Por fim, nos artigos que fecham este número especial, a arte contemporânea do outro lado do globo torna-se objeto de descrição e análise. São temas de reflexões os fenômenos estéticos que surgem no cenário do confinamento na Rússia, que por vezes encerram estes sujeitos, já encarcerados, no mesmo círculo alienante e/ou familiar.
Assim, no campo das consequências político-estéticas da pandemia da Covid-19, o artigo de Daria Zhurkova, "Acabaram as festas: a música pop russa no contexto do auto-isolamento" [No more parties: Russian pop music in the context of self-isolation], investiga os três tipos fundamentais de canções que mais circularam durante a pandemia na Rússia - músicas de cunho político, romântico e cotidiano -, avaliando "[...] padrões de enredo e sonoridade que são consistentes com a situação extrema ou, inversamente, que tentam ignorá-la". Embora as músicas analisadas tenham servido ao propósito de oferecer um alívio passageiro ou terapêutico às ameaças trazidas pelas incertezas epidêmicas, do ponto de vista estético, segundo a autora, não há nada de muito novo no horizonte, e a indústria de videoclipes, por exemplo, dificilmente trará alguma "mudança estética significativa" como desdobramento da pandemia.
Por sua vez, artigo de Alexandra L. Yurgeneva, intitulado "#izoizolyatsiya: criatividade como um método de socialização" [#izoizolyatsiya: creativity as a method of socialization], analisa uma das formas mais populares de entretenimento na Rússia durante a pandemia, o desafio Izoizolyatsiya, um tipo de "[...] flash mob [que] acumulou características das tradições de tableaux, pintura, fotografia e características específicas das redes sociais". Segundo a autora, o flash mob funcionou como uma forma de compensação para o isolamento e a falta de comunicação durante a pandemia, contribuindo para que as famílias, inclusive, pudessem inaugurar novas formas de sociabilidade entre os seus membros.
Finalmente, no artigo que encerra o presente número especial, "Museus online como uma obra de arte complexa" [Online Museums as a Complex Work of Art], Evallyo Violetta Dmitrievna analisa a diversidade visual e as várias estratégias de comunicação que compõem a experiência de visitação online dos museus russos, de modo a aproximar esses museus justamente, como o título do artigo indica, de uma obra de arte complexa, cujos traços centrais são a integração de diferentes mídias, a variabilidade dos modos de comunicação, a manipulação gamificada dos objetos em exibição e, em alguns casos, a conceitualidade exagerada.

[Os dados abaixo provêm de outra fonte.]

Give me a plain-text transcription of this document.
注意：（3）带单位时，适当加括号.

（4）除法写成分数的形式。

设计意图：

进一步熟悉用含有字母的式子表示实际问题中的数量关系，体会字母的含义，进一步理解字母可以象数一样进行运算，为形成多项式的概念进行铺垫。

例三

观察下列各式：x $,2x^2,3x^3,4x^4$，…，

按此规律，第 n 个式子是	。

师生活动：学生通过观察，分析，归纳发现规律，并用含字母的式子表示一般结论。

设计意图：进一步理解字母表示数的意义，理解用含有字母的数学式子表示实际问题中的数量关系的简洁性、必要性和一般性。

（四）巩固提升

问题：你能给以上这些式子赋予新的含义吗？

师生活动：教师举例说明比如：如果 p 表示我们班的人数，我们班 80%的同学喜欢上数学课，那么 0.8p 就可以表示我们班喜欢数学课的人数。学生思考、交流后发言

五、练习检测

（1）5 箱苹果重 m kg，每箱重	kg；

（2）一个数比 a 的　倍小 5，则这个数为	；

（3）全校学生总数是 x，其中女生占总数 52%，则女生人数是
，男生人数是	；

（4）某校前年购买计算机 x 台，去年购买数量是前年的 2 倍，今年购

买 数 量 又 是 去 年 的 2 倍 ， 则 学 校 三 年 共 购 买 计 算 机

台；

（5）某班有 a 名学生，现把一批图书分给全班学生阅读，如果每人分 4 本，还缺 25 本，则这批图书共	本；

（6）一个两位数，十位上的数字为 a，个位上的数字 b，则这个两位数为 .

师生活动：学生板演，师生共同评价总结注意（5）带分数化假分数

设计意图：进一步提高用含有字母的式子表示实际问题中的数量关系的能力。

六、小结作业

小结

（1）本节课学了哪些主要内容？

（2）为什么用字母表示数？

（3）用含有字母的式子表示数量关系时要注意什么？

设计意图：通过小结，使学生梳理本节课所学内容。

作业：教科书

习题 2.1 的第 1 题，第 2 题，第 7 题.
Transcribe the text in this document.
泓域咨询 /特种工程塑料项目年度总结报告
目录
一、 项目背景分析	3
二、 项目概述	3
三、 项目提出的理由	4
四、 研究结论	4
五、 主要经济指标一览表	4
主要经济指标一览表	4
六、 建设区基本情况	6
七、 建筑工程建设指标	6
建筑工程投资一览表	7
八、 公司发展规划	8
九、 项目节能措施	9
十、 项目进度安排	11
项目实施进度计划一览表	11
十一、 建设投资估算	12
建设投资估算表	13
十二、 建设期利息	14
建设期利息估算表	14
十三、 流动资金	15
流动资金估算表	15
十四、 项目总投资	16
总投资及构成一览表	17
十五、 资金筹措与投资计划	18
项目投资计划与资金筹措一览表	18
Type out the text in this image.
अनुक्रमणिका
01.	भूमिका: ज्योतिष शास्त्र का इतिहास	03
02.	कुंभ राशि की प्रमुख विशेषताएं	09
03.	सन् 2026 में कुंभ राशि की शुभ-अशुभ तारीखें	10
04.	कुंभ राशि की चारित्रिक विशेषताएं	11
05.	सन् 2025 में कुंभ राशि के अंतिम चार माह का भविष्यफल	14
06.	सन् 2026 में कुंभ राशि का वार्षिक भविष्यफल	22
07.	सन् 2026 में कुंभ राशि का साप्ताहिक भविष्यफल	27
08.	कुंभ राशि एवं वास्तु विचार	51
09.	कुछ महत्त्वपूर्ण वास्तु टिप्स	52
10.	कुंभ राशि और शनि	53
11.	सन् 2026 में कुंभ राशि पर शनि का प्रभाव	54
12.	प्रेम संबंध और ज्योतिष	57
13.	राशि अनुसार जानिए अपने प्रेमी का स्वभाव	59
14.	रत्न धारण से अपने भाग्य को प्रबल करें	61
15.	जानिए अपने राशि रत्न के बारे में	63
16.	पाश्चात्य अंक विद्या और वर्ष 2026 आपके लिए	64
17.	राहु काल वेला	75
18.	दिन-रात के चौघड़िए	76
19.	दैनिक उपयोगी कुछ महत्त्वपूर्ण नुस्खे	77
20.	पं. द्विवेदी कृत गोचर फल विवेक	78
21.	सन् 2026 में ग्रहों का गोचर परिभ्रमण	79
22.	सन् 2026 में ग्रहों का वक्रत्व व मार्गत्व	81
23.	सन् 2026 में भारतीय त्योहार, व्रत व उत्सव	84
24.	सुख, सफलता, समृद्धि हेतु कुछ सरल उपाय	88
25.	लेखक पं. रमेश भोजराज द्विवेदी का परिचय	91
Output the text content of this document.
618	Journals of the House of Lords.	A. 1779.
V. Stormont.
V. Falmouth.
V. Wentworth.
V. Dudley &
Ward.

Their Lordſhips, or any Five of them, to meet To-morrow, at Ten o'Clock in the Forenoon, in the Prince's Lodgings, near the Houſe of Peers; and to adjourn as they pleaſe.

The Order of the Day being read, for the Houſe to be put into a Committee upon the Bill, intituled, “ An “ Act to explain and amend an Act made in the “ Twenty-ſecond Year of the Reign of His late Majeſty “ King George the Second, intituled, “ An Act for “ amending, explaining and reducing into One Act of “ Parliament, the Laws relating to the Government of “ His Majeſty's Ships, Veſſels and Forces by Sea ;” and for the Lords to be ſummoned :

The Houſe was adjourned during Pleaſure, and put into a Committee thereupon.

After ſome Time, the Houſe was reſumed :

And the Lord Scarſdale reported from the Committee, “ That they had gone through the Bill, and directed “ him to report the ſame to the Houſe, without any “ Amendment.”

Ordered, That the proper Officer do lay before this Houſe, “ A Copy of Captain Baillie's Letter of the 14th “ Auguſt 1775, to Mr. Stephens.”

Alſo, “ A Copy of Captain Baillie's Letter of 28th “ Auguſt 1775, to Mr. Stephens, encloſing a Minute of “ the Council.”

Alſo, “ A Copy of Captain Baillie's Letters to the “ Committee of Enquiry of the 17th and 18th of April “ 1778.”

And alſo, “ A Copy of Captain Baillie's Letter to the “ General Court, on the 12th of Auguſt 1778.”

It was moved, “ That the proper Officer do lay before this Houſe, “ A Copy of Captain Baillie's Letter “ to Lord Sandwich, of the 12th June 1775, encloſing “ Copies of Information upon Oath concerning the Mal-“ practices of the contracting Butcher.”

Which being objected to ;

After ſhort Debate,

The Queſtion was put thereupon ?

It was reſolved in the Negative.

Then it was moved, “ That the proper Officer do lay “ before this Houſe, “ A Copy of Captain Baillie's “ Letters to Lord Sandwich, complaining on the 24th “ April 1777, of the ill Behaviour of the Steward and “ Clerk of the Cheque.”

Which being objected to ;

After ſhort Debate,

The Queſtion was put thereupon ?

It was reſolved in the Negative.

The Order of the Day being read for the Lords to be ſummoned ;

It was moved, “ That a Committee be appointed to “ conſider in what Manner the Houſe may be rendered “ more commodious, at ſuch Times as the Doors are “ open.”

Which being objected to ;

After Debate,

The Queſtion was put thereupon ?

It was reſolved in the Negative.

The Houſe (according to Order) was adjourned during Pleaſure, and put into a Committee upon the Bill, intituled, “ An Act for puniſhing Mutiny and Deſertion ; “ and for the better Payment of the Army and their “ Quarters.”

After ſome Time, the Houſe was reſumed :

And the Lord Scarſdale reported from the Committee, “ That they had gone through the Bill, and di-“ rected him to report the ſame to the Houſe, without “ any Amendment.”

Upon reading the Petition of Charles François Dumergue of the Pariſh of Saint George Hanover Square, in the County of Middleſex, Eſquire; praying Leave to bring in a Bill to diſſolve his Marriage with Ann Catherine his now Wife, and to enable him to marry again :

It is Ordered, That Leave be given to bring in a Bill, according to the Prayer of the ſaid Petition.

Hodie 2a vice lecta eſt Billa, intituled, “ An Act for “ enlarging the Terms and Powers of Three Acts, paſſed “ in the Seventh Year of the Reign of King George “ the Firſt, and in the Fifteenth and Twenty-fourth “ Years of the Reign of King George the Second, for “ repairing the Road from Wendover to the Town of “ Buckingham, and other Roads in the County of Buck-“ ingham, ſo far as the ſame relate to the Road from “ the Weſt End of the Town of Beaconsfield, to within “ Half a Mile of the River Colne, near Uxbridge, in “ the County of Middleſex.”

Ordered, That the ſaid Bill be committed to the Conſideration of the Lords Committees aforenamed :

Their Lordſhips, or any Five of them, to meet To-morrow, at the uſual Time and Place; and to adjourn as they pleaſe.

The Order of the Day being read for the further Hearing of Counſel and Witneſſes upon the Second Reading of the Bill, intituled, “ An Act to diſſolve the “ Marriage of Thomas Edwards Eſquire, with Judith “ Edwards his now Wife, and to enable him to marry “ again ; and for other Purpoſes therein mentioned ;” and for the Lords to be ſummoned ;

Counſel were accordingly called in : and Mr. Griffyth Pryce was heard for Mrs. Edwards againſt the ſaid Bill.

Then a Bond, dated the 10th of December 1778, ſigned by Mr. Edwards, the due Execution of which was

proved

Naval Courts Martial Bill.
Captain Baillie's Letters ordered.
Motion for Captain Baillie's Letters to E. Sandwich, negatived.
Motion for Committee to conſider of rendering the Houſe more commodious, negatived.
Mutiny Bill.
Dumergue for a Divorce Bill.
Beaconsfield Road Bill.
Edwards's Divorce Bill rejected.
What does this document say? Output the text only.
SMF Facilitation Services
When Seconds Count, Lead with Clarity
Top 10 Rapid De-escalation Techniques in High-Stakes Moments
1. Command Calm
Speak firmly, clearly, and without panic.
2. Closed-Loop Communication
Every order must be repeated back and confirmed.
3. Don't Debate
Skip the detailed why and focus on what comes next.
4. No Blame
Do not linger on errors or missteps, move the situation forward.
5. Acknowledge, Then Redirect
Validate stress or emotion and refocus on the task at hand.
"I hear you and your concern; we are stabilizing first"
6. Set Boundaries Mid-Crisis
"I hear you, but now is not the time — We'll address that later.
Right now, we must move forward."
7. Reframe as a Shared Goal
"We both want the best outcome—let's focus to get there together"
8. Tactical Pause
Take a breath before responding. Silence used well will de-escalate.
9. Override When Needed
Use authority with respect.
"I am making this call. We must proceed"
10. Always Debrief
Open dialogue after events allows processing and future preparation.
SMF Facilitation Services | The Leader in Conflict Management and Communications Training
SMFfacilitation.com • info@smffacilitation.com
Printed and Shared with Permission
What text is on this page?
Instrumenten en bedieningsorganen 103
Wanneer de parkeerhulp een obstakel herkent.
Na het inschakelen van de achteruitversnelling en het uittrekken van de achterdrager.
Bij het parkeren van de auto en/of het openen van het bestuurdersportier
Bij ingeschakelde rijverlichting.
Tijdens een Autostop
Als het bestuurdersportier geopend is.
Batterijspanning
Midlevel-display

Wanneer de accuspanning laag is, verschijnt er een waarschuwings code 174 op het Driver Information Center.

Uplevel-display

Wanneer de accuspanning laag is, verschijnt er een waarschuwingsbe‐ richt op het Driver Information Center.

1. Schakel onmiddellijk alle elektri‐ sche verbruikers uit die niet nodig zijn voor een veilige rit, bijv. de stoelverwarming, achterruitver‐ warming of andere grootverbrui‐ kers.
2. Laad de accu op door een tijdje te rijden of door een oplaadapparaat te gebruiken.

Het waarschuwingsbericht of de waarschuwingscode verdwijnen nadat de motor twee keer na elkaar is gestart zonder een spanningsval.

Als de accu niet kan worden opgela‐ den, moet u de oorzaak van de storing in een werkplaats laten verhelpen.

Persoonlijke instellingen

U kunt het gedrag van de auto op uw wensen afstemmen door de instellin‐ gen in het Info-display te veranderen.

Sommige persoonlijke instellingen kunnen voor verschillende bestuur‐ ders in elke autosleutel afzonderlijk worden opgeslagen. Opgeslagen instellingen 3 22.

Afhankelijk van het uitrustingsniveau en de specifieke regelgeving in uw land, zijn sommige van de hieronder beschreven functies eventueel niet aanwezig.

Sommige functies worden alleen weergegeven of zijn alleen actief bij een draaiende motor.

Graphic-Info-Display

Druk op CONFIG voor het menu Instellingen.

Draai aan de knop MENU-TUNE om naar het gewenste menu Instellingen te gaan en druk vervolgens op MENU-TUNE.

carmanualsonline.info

Como assinala a autora, embora os museus online, como forma, estejam mais próximos da experiência das mídias de telas do que efetivamente do museu tradicional, "o museu moderno é um organismo complexo, integrado no ambiente sócio-cultural, pronto para novos tipos de comunicação e formas de 'vida'".
Agradecemos à professora, artista e editora da revista, Lorraine Oliveira, que nos fez o generoso convite para organizar este número especial, e ao professor e editor Marcos Silva, bem como a toda equipe da Revista Perspectiva Filosófica, que pacientemente acolheu a proposta aqui concretizada. Agradecemos especialmente às/aos pesquisadoras/es que mantiveram suas contribuições conosco, no decorrer dos anos em que este trabalho foi proposto, modificado e confeccionado, ante os altos e baixos do que coletivamente, mas também individualmente, atravessamos em anos pandêmicos. Desejamos a todas/os boas leituras.